Sex Education has a very distinctive look. Moordale’s sunny utopia is set in an aesthetically weird world that could be 2021 or 1983, the UK or the US. In reality, the show is filmed in South Wales, and the high school drama’s sun-kissed visuals require long days of light. As in other areas, the show took a chance on new filmmaking talent: alongside the more established director Ben Taylor (Catastrophe), Kate Herron is a debut director bringing a real freshness to the look of the show. Netflix also invested in the next generation of production staff, creating a training scheme for local talent to get involved in the making of the show.
Although ostensibly set in the UK, there are elements of the show’s school setting, Moordale, that no Brit student will ever have experienced. Varsity jackets, lockers and proms are not familiar to most British kids apart from in films, and that cinematic look wasn’t accidental. Speaking to the Guardian, Nunn said: “We created a bible of what I wanted to do visually. It had images of teen films and TV shows we loved: Freaks and Geeks, 10 Things I Hate About You, a lot of John Hughes [writer, Ferris Bueller’s Day Off and The Breakfast Club]. Then we paid someone to draw all these graffiti penises over it!”
She continued: “It’s about this kid who gives out sex advice in the toilet cubicle. It needed a really heightened world to match it. Moordale’s not a real place: it’s almost like a comic book, a teenage utopia.”
From its release in January 2019, Sex Education was a hit, pure and simple. Over 40 million viewers streamed the sweet but sexy exploits of Otis, Eric, and Maeve, seeming to love every second of it. Critics agreed and Series 2 was commissioned almost immediately, hitting screens in January 2020. After Season 1’s success, the second series saw Otis develop as a character – even letting loose once in a while. It also saw a slight shift in focus as the show started to be more interested in the adults’ lives. Crucially, there was also a sexy sci-fi musical take on Romeo and Juliet, which most TV professionals know is an essential element of any international hit.

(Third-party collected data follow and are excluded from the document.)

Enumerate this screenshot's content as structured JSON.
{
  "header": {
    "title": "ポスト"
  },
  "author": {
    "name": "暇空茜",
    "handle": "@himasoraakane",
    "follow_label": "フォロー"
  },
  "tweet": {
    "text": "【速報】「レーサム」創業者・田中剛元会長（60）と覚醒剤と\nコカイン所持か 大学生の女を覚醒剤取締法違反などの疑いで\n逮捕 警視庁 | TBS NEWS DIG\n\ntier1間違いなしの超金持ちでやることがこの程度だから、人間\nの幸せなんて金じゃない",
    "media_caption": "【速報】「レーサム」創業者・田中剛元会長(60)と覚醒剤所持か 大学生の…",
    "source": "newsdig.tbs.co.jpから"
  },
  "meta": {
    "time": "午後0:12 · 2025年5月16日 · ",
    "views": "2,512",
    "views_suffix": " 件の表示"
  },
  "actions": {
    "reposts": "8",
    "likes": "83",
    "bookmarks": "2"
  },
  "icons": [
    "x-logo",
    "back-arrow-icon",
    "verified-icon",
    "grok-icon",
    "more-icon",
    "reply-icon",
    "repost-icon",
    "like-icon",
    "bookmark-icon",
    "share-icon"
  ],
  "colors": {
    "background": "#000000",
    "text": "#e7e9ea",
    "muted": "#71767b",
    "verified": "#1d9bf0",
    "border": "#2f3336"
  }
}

Despite pandemic delays, Series 3 is in the can and on track to be released in late 2021. There’s a bit of a time jump since the end of the last series, though fans will be relieved that Otis is apparently still as Otis as ever. As for show creator Nunn: she’s looking forward to an eventual creative life after Sex Education, telling Screen International: “It would be interesting to do something where I don’t have to tell penis jokes all the time – although I do love them.”